I am looking to purchase my first buy and hold property in the Orlando area and was hoping to get some opinions/advice. I am searching in the 130K to 150K range and I have the ability to pay cash. Does it make more sense to pay cash and then mortgage the property or is financing it up front a better option? From what I have researched, I will have more leverage on pricing with an all cash offer, but is the difference worth the additional fees, closing costs, etc. if I have to turn around and mortgage the property? Any input would be appreciated. Thank you.


@John D. , if you're going to finance it (later) anyway, why should that cost you more in "additional fees, closing costs, etc", than getting it financed before closing?

Or, are you also questioning (like the thread title suggests): why finance it ever?

[On the pay-cash-first idea, you already summarized the pros well]. Welcome to BP...

@John D  Some time property is not in livable condition so Investors do buy in cash or buying cash give them more equity in house because of cash buyer.  If this is not scenario in your case, you should purchase with finance because make no sense paying double closing cost. 

One consideration is how competitive your market is. My market is hot right now especially for investments. Cash is king here and you might have a hard time competing for the good deals if you are using financing. If you plan on using financing anyway, take advantage of the Delayed Financing exception and you can pay cash up front and get your purchase price + closing costs back relatively quickly as long as the deal is good enough. 

Thank you all for the feedback. @Rashad Luckett  I had not heard of the delayed financing exception. I will definitely look into that option. 

It's best to take advantage of a wholesale priced property and get it rent-ready, then re-finance to the max LTV and do it again! Makes no sense to get all your capital tied into 1 property with the ability to pull it out (plus the cash on cash ROI will be extraordinarily higher on a mortgaged property)

@Chris Grenier Thanks Chris. That is the strategy I am looking into. I'm still in the process of building my team, but that seems to be the best option for ROI. Ultimately, my goal is to obtain multiple buy and holds for long term growth. Any suggestions for locating such properties?
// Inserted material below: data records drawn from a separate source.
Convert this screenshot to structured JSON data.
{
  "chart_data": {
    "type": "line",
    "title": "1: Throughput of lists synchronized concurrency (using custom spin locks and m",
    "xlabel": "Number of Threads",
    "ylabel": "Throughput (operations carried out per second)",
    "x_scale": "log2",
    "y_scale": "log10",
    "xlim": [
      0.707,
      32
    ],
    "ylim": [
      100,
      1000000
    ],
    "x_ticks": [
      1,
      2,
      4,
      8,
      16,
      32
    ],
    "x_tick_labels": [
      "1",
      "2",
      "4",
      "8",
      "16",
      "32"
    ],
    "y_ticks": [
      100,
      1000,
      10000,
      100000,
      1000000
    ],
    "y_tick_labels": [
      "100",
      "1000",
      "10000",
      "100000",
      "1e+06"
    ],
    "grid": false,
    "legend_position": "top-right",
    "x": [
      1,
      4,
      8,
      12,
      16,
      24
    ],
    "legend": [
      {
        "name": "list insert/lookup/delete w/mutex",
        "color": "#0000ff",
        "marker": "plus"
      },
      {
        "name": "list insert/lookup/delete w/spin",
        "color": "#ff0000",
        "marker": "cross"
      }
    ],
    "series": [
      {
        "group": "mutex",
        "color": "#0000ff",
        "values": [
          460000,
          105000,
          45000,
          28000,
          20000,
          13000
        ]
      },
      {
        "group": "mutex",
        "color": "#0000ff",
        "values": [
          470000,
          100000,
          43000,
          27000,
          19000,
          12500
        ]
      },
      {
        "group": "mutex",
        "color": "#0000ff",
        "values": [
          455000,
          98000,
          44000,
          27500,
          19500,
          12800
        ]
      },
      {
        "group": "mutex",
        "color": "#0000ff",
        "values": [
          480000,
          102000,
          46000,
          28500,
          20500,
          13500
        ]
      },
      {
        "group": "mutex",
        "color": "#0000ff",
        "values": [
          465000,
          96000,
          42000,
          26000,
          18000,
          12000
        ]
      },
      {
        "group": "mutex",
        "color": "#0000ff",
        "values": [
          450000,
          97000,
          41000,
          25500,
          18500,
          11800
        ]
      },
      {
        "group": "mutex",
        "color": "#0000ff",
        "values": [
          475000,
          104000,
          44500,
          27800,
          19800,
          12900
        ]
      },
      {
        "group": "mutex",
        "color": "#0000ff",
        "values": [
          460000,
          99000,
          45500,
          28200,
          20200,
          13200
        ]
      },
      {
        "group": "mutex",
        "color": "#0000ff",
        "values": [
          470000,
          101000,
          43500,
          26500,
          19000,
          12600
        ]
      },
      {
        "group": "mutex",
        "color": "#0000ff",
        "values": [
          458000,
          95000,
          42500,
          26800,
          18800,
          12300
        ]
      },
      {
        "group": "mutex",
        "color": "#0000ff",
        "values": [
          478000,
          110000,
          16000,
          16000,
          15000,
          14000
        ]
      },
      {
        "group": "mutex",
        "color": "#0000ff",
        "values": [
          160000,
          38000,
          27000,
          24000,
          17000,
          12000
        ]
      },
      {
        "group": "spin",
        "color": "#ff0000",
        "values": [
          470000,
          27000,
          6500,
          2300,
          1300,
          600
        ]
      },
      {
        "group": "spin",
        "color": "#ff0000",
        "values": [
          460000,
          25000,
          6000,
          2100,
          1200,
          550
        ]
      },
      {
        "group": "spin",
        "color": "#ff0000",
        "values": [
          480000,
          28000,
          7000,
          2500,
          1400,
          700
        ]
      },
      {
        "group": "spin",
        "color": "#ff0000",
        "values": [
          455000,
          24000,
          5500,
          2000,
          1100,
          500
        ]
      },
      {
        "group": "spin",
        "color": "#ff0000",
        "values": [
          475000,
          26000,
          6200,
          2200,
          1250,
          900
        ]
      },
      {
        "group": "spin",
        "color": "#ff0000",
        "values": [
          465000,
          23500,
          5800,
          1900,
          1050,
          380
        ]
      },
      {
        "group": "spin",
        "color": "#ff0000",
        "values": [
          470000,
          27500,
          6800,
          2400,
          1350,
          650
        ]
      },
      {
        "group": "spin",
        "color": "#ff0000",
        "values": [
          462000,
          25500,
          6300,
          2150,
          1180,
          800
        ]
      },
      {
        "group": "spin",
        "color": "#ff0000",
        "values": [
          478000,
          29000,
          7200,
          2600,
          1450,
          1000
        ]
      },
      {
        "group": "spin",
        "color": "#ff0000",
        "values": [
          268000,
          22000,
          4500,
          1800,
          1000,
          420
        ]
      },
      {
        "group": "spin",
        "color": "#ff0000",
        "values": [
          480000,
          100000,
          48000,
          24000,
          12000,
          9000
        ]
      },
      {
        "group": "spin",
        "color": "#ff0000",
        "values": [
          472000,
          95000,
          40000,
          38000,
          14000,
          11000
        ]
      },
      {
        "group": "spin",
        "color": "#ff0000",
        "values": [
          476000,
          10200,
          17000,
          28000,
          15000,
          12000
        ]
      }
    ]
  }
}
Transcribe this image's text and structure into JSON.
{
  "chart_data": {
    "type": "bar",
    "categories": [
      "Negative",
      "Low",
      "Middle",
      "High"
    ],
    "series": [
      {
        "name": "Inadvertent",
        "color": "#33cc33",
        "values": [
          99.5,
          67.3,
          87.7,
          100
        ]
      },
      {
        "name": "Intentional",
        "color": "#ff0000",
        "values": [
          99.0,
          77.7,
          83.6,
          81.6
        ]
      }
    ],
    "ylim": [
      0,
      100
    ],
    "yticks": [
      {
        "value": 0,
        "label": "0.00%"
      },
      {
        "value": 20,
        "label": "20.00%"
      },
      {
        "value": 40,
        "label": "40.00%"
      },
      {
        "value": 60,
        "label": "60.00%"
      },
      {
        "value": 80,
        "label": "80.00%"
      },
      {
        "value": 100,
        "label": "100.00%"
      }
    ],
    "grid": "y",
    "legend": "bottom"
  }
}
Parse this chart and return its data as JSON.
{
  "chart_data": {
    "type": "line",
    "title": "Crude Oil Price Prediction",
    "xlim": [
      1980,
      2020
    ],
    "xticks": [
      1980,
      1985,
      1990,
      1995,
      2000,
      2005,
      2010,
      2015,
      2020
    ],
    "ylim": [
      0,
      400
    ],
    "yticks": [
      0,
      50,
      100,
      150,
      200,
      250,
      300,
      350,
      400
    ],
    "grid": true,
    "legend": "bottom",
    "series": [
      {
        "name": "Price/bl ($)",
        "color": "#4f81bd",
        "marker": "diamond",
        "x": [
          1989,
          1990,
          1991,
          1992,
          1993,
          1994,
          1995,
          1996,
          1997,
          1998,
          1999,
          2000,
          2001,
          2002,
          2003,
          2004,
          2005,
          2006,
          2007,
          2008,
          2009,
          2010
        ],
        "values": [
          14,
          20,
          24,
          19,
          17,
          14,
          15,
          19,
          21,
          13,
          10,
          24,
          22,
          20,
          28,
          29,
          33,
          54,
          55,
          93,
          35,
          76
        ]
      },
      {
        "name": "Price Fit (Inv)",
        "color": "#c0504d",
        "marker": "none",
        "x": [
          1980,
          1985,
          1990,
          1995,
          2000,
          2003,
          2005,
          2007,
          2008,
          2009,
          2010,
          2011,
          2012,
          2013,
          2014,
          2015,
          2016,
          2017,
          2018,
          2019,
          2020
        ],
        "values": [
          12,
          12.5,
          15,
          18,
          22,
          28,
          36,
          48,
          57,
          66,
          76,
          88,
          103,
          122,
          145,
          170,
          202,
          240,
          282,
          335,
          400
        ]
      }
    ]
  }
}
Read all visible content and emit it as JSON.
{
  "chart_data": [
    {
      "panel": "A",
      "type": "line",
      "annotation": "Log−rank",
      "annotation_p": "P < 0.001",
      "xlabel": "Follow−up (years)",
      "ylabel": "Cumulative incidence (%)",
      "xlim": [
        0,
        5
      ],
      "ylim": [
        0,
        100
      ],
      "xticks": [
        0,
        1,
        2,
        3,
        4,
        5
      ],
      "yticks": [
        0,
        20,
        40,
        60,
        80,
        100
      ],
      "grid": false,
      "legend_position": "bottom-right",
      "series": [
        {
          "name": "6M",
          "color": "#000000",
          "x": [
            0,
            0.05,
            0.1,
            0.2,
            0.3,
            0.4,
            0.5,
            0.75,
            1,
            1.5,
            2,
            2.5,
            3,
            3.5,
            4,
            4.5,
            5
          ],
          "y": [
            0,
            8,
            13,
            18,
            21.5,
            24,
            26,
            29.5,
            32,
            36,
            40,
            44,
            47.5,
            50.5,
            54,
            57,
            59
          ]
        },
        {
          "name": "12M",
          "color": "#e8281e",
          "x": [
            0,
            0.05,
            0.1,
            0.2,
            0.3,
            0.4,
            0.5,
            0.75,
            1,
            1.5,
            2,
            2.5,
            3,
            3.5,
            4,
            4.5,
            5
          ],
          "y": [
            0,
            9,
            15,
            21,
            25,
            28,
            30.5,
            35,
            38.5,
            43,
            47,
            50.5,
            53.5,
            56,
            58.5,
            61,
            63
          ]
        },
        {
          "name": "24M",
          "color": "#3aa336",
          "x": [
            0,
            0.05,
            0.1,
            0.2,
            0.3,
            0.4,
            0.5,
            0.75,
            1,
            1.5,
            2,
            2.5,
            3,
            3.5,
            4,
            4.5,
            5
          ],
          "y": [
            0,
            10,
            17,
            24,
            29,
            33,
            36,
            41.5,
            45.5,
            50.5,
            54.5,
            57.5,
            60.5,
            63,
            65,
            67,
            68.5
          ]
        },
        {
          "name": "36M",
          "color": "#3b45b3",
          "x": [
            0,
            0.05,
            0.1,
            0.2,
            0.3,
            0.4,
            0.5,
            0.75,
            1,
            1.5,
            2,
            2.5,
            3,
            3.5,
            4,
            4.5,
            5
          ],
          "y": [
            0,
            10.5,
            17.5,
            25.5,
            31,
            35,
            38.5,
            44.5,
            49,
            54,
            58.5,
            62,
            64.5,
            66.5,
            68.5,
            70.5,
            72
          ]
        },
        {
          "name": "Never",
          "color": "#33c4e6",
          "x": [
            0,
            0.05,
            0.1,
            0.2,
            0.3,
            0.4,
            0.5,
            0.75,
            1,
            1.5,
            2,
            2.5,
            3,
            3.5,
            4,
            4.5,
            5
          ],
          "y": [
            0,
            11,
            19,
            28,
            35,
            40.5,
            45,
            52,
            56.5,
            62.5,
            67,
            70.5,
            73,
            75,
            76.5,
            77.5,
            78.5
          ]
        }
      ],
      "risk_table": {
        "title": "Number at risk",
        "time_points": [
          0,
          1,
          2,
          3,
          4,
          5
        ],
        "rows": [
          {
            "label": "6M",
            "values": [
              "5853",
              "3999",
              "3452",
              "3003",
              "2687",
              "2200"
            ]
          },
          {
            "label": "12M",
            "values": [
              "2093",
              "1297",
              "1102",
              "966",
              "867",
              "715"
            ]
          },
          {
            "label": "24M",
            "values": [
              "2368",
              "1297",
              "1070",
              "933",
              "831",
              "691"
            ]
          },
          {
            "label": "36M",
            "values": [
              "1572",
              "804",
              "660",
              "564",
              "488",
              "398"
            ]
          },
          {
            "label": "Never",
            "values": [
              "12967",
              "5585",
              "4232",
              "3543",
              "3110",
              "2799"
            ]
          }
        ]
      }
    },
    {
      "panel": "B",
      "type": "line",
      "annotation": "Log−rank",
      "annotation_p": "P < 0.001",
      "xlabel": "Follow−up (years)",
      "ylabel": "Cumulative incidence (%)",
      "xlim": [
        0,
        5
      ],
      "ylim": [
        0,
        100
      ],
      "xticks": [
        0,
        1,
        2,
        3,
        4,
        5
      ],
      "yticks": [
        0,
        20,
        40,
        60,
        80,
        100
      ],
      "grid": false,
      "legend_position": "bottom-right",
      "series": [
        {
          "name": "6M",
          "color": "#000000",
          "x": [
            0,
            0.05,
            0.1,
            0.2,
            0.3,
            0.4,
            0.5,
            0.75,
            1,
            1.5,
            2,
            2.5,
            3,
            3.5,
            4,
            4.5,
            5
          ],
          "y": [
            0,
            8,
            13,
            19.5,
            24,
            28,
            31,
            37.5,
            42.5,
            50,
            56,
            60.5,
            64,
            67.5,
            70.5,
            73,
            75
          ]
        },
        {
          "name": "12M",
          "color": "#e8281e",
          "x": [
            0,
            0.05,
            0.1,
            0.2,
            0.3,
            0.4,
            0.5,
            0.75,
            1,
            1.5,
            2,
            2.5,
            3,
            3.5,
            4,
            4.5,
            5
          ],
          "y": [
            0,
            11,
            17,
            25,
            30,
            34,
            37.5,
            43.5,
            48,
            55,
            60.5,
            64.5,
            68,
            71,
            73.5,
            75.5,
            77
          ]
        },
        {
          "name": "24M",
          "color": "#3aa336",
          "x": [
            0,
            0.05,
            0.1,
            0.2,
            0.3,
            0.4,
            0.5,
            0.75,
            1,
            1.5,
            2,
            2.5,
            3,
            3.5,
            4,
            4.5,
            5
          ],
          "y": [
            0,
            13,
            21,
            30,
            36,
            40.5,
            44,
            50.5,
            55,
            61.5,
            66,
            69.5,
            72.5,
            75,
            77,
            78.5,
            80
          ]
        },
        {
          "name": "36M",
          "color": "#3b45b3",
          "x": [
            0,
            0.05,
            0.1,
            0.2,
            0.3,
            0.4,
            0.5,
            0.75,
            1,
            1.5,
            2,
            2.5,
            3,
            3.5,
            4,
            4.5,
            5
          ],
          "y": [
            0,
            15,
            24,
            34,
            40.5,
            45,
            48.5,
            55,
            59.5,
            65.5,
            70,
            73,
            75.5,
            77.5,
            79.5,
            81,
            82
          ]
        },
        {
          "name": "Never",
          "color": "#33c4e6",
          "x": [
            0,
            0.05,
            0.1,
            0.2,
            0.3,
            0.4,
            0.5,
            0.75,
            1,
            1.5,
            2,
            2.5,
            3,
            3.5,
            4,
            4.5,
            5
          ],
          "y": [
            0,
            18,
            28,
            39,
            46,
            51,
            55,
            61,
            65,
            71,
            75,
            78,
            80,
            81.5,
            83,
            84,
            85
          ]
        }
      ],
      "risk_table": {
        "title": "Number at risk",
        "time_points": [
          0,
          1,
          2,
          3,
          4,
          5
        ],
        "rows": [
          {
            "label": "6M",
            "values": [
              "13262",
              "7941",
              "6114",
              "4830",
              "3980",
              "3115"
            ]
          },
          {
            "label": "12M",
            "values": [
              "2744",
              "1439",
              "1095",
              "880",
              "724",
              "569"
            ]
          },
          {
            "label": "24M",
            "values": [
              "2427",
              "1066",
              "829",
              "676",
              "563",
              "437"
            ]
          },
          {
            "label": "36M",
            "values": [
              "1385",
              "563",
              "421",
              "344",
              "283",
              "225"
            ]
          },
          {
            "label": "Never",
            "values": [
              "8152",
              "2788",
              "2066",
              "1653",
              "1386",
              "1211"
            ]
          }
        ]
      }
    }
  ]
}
I read about Home Path for foreclosures, but I am a little concerned about major rehabs being out of state and new to real estate investing.

REO’s are nearly impossible to get at good prices anymore, the inventory is so low that when one does pop up it has a ridiculous amount of offers from every angle.

Don’t be afraid of a rehab if you have a good crew and pieces of the puzzle organized, the only way to really get a good deal in this market these days without spending $25K a month on Seller Marketing is finding a fixer upper (wholesale usually).